With Covid studies, the quality of the evidence matters | David Spiegelhalter and Anthony Masters

In The Adventure of the copper beeches, the detective says, "Data! Data! Data! I cannot make bricks without clay. Recent claims of benefits from wearing masks and using ivermectin depended on low-quality clay.

It cannot make silk purses out of sows' ears, but it can pool the results from many studies. A recent British Medical Journal review looked at six studies and estimated a 53% reduction in risk. The smallest effect was a reduction in the number of infections. An analysis of US states00057-2/fulltext and a survey of about 8,000 Chinese adults in early 2020 were theaviest studies, but their editorial highlighted the risks of confounding variables and the impossibility of disentangling the effects of infections. This review found a similar reduction in hand washing.

The estimated effect dissipated after removing studies with a high risk of bias.

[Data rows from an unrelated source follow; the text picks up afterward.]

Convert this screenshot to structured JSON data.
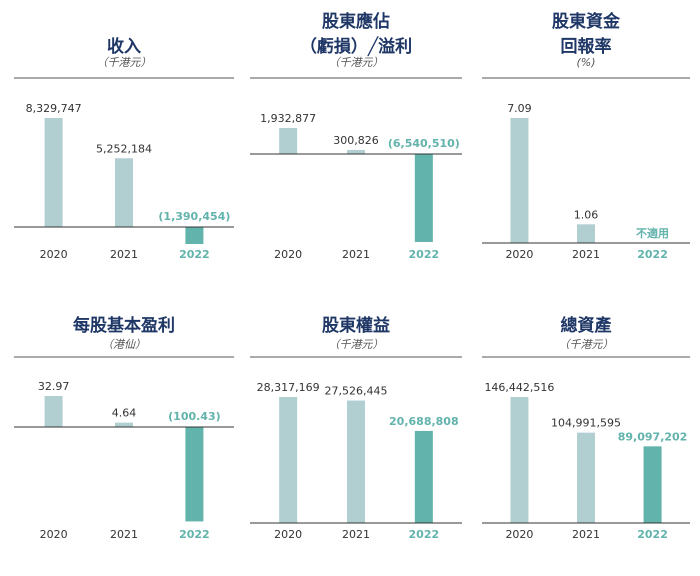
{
  "palette": {
    "light": "#b1cfd1",
    "dark": "#62b3ac",
    "title": "#1f3766",
    "axis": "#555555",
    "text": "#333333",
    "highlight": "#62b3ac"
  },
  "chart_data": [
    {
      "type": "bar",
      "title_lines": [
        "收入"
      ],
      "unit": "（千港元）",
      "categories": [
        "2020",
        "2021",
        "2022"
      ],
      "values": [
        8329747,
        5252184,
        -1390454
      ],
      "labels": [
        "8,329,747",
        "5,252,184",
        "(1,390,454)"
      ]
    },
    {
      "type": "bar",
      "title_lines": [
        "股東應佔",
        "（虧損）╱溢利"
      ],
      "unit": "（千港元）",
      "categories": [
        "2020",
        "2021",
        "2022"
      ],
      "values": [
        1932877,
        300826,
        -6540510
      ],
      "labels": [
        "1,932,877",
        "300,826",
        "(6,540,510)"
      ]
    },
    {
      "type": "bar",
      "title_lines": [
        "股東資金",
        "回報率"
      ],
      "unit": "(%)",
      "categories": [
        "2020",
        "2021",
        "2022"
      ],
      "values": [
        7.09,
        1.06,
        null
      ],
      "labels": [
        "7.09",
        "1.06",
        "不適用"
      ]
    },
    {
      "type": "bar",
      "title_lines": [
        "每股基本盈利"
      ],
      "unit": "（港仙）",
      "categories": [
        "2020",
        "2021",
        "2022"
      ],
      "values": [
        32.97,
        4.64,
        -100.43
      ],
      "labels": [
        "32.97",
        "4.64",
        "(100.43)"
      ]
    },
    {
      "type": "bar",
      "title_lines": [
        "股東權益"
      ],
      "unit": "（千港元）",
      "categories": [
        "2020",
        "2021",
        "2022"
      ],
      "values": [
        28317169,
        27526445,
        20688808
      ],
      "labels": [
        "28,317,169",
        "27,526,445",
        "20,688,808"
      ]
    },
    {
      "type": "bar",
      "title_lines": [
        "總資產"
      ],
      "unit": "（千港元）",
      "categories": [
        "2020",
        "2021",
        "2022"
      ],
      "values": [
        146442516,
        104991595,
        89097202
      ],
      "labels": [
        "146,442,516",
        "104,991,595",
        "89,097,202"
      ]
    }
  ]
}
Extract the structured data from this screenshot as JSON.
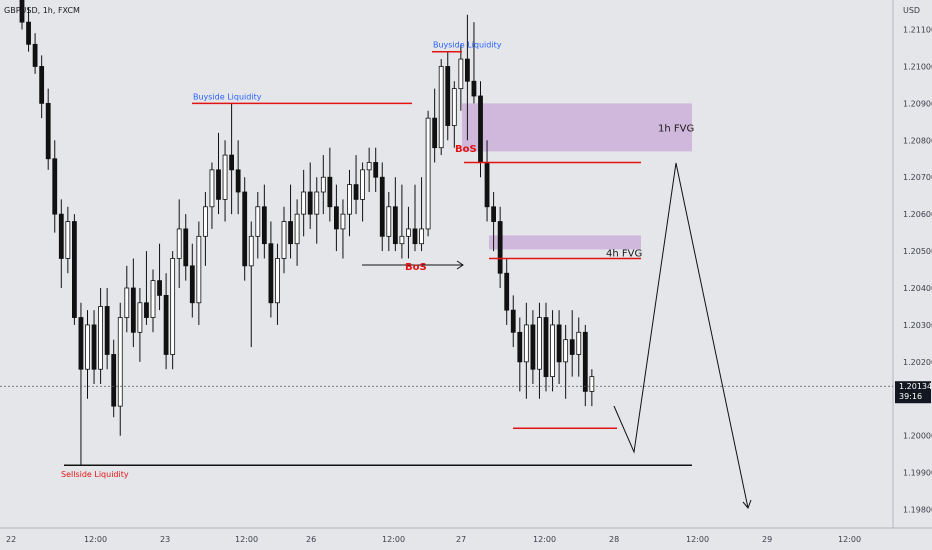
{
  "header": {
    "symbol_line": "GBPUSD, 1h, FXCM",
    "currency": "USD"
  },
  "chart_data": {
    "type": "candlestick",
    "ylim": [
      1.1975,
      1.2118
    ],
    "y_ticks": [
      "1.21100",
      "1.21000",
      "1.20900",
      "1.20800",
      "1.20700",
      "1.20600",
      "1.20500",
      "1.20400",
      "1.20300",
      "1.20200",
      "1.20000",
      "1.19900",
      "1.19800"
    ],
    "x_ticks": [
      "22",
      "12:00",
      "23",
      "12:00",
      "26",
      "12:00",
      "27",
      "12:00",
      "28",
      "12:00",
      "29",
      "12:00"
    ],
    "current_price": {
      "value": "1.20134",
      "countdown": "39:16"
    },
    "candles": [
      [
        1.2118,
        1.2122,
        1.211,
        1.2112
      ],
      [
        1.2112,
        1.2116,
        1.2104,
        1.2106
      ],
      [
        1.2106,
        1.2109,
        1.2098,
        1.21
      ],
      [
        1.21,
        1.2103,
        1.2086,
        1.209
      ],
      [
        1.209,
        1.2094,
        1.2072,
        1.2075
      ],
      [
        1.2075,
        1.208,
        1.2055,
        1.206
      ],
      [
        1.206,
        1.2064,
        1.204,
        1.2048
      ],
      [
        1.2048,
        1.2062,
        1.2044,
        1.2058
      ],
      [
        1.2058,
        1.206,
        1.203,
        1.2032
      ],
      [
        1.2032,
        1.2036,
        1.1992,
        1.2018
      ],
      [
        1.2018,
        1.2034,
        1.201,
        1.203
      ],
      [
        1.203,
        1.2034,
        1.2014,
        1.2018
      ],
      [
        1.2018,
        1.204,
        1.2014,
        1.2035
      ],
      [
        1.2035,
        1.204,
        1.2018,
        1.2022
      ],
      [
        1.2022,
        1.2026,
        1.2005,
        1.2008
      ],
      [
        1.2008,
        1.2036,
        1.2,
        1.2032
      ],
      [
        1.2032,
        1.2046,
        1.2028,
        1.204
      ],
      [
        1.204,
        1.2048,
        1.2024,
        1.2028
      ],
      [
        1.2028,
        1.204,
        1.202,
        1.2036
      ],
      [
        1.2036,
        1.205,
        1.203,
        1.2032
      ],
      [
        1.2032,
        1.2045,
        1.2028,
        1.2042
      ],
      [
        1.2042,
        1.2052,
        1.2034,
        1.2038
      ],
      [
        1.2038,
        1.2044,
        1.2018,
        1.2022
      ],
      [
        1.2022,
        1.205,
        1.2018,
        1.2048
      ],
      [
        1.2048,
        1.2064,
        1.204,
        1.2056
      ],
      [
        1.2056,
        1.206,
        1.2042,
        1.2046
      ],
      [
        1.2046,
        1.2052,
        1.2032,
        1.2036
      ],
      [
        1.2036,
        1.2058,
        1.203,
        1.2054
      ],
      [
        1.2054,
        1.2066,
        1.2046,
        1.2062
      ],
      [
        1.2062,
        1.2074,
        1.2056,
        1.2072
      ],
      [
        1.2072,
        1.2082,
        1.206,
        1.2064
      ],
      [
        1.2064,
        1.208,
        1.2058,
        1.2076
      ],
      [
        1.2076,
        1.209,
        1.206,
        1.2072
      ],
      [
        1.2072,
        1.208,
        1.206,
        1.2066
      ],
      [
        1.2066,
        1.207,
        1.2042,
        1.2046
      ],
      [
        1.2046,
        1.2058,
        1.2024,
        1.2054
      ],
      [
        1.2054,
        1.2066,
        1.2048,
        1.2062
      ],
      [
        1.2062,
        1.2068,
        1.2048,
        1.2052
      ],
      [
        1.2052,
        1.2058,
        1.2032,
        1.2036
      ],
      [
        1.2036,
        1.2052,
        1.203,
        1.2048
      ],
      [
        1.2048,
        1.2062,
        1.2044,
        1.2058
      ],
      [
        1.2058,
        1.2068,
        1.2048,
        1.2052
      ],
      [
        1.2052,
        1.2064,
        1.2046,
        1.206
      ],
      [
        1.206,
        1.2072,
        1.2054,
        1.2066
      ],
      [
        1.2066,
        1.2074,
        1.2056,
        1.206
      ],
      [
        1.206,
        1.207,
        1.2052,
        1.2066
      ],
      [
        1.2066,
        1.2076,
        1.206,
        1.207
      ],
      [
        1.207,
        1.2078,
        1.2058,
        1.2062
      ],
      [
        1.2062,
        1.2068,
        1.205,
        1.2056
      ],
      [
        1.2056,
        1.2064,
        1.2048,
        1.206
      ],
      [
        1.206,
        1.2072,
        1.2054,
        1.2068
      ],
      [
        1.2068,
        1.2076,
        1.206,
        1.2064
      ],
      [
        1.2064,
        1.2074,
        1.2058,
        1.2072
      ],
      [
        1.2072,
        1.2078,
        1.2066,
        1.2074
      ],
      [
        1.2074,
        1.2078,
        1.2066,
        1.207
      ],
      [
        1.207,
        1.2074,
        1.205,
        1.2054
      ],
      [
        1.2054,
        1.2066,
        1.205,
        1.2062
      ],
      [
        1.2062,
        1.207,
        1.205,
        1.2052
      ],
      [
        1.2052,
        1.2068,
        1.2048,
        1.2054
      ],
      [
        1.2054,
        1.2062,
        1.2048,
        1.2056
      ],
      [
        1.2056,
        1.2068,
        1.205,
        1.2052
      ],
      [
        1.2052,
        1.207,
        1.205,
        1.2056
      ],
      [
        1.2056,
        1.2088,
        1.2054,
        1.2086
      ],
      [
        1.2086,
        1.2094,
        1.2074,
        1.2078
      ],
      [
        1.2078,
        1.2102,
        1.2076,
        1.21
      ],
      [
        1.21,
        1.2104,
        1.208,
        1.2084
      ],
      [
        1.2084,
        1.2096,
        1.2078,
        1.2094
      ],
      [
        1.2094,
        1.2106,
        1.2088,
        1.2102
      ],
      [
        1.2102,
        1.2114,
        1.208,
        1.2096
      ],
      [
        1.2096,
        1.2112,
        1.209,
        1.2092
      ],
      [
        1.2092,
        1.2096,
        1.207,
        1.2074
      ],
      [
        1.2074,
        1.208,
        1.2058,
        1.2062
      ],
      [
        1.2062,
        1.2066,
        1.205,
        1.2058
      ],
      [
        1.2058,
        1.2062,
        1.204,
        1.2044
      ],
      [
        1.2044,
        1.2048,
        1.203,
        1.2034
      ],
      [
        1.2034,
        1.2038,
        1.2024,
        1.2028
      ],
      [
        1.2028,
        1.2032,
        1.2012,
        1.202
      ],
      [
        1.202,
        1.2036,
        1.201,
        1.203
      ],
      [
        1.203,
        1.2034,
        1.2014,
        1.2018
      ],
      [
        1.2018,
        1.2036,
        1.201,
        1.2032
      ],
      [
        1.2032,
        1.2036,
        1.2012,
        1.2016
      ],
      [
        1.2016,
        1.2034,
        1.2012,
        1.203
      ],
      [
        1.203,
        1.2034,
        1.2014,
        1.202
      ],
      [
        1.202,
        1.203,
        1.201,
        1.2026
      ],
      [
        1.2026,
        1.2034,
        1.2016,
        1.2022
      ],
      [
        1.2022,
        1.2032,
        1.2016,
        1.2028
      ],
      [
        1.2028,
        1.203,
        1.2008,
        1.2012
      ],
      [
        1.2012,
        1.2018,
        1.2008,
        1.2016
      ]
    ],
    "annotations": {
      "buyside_left": {
        "label": "Buyside Liquidity",
        "price": 1.209
      },
      "buyside_right": {
        "label": "Buyside Liquidity",
        "price": 1.2104
      },
      "sellside": {
        "label": "Sellside Liquidity",
        "price": 1.1992
      },
      "bos1": {
        "label": "BoS"
      },
      "bos2": {
        "label": "BoS"
      },
      "fvg1h": {
        "label": "1h FVG",
        "top": 1.209,
        "bottom": 1.2077
      },
      "fvg4h": {
        "label": "4h FVG",
        "top": 1.2051,
        "bottom": 1.2048
      },
      "low_line_price": 1.2002,
      "fvg1h_line_price": 1.2074
    },
    "projection": [
      [
        1.2012,
        "28 early"
      ],
      [
        1.2,
        "28"
      ],
      [
        1.2078,
        "28 12:00"
      ],
      [
        1.198,
        "29"
      ]
    ]
  }
}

It is difficult to imagine a randomized trial of the effects of mask-wearing. It should be easier to evaluate ivermectin, a cheap, anti-parasitic drug, which is heavily promoted as an overlooked treatment for Covid-19, if you look at these. A meta-analysis found that ivermectin reduced Covid-19 mortality by over 50%. There have been concerns over major errors and fraud in some analyses after a preprint server withdrew the largest study. After removing studies with a high risk of bias, the estimated mortality effect dissipated, so no firm conclusions can be drawn.

Huge effort has been put into scrutinising ivermectin research, even leading to an intriguing observation the drug appears to work in countries with a high prevalence of roundworm, whereas what is needed are the kind of good-quality studies that finally laid the claims about hydroxychloro Fortunately, these are under way.

The Winton Centre for Risk and Evidence Communication is chaired by David Spiegelhalter. The Royal Statistical Society has a statistical ambassador.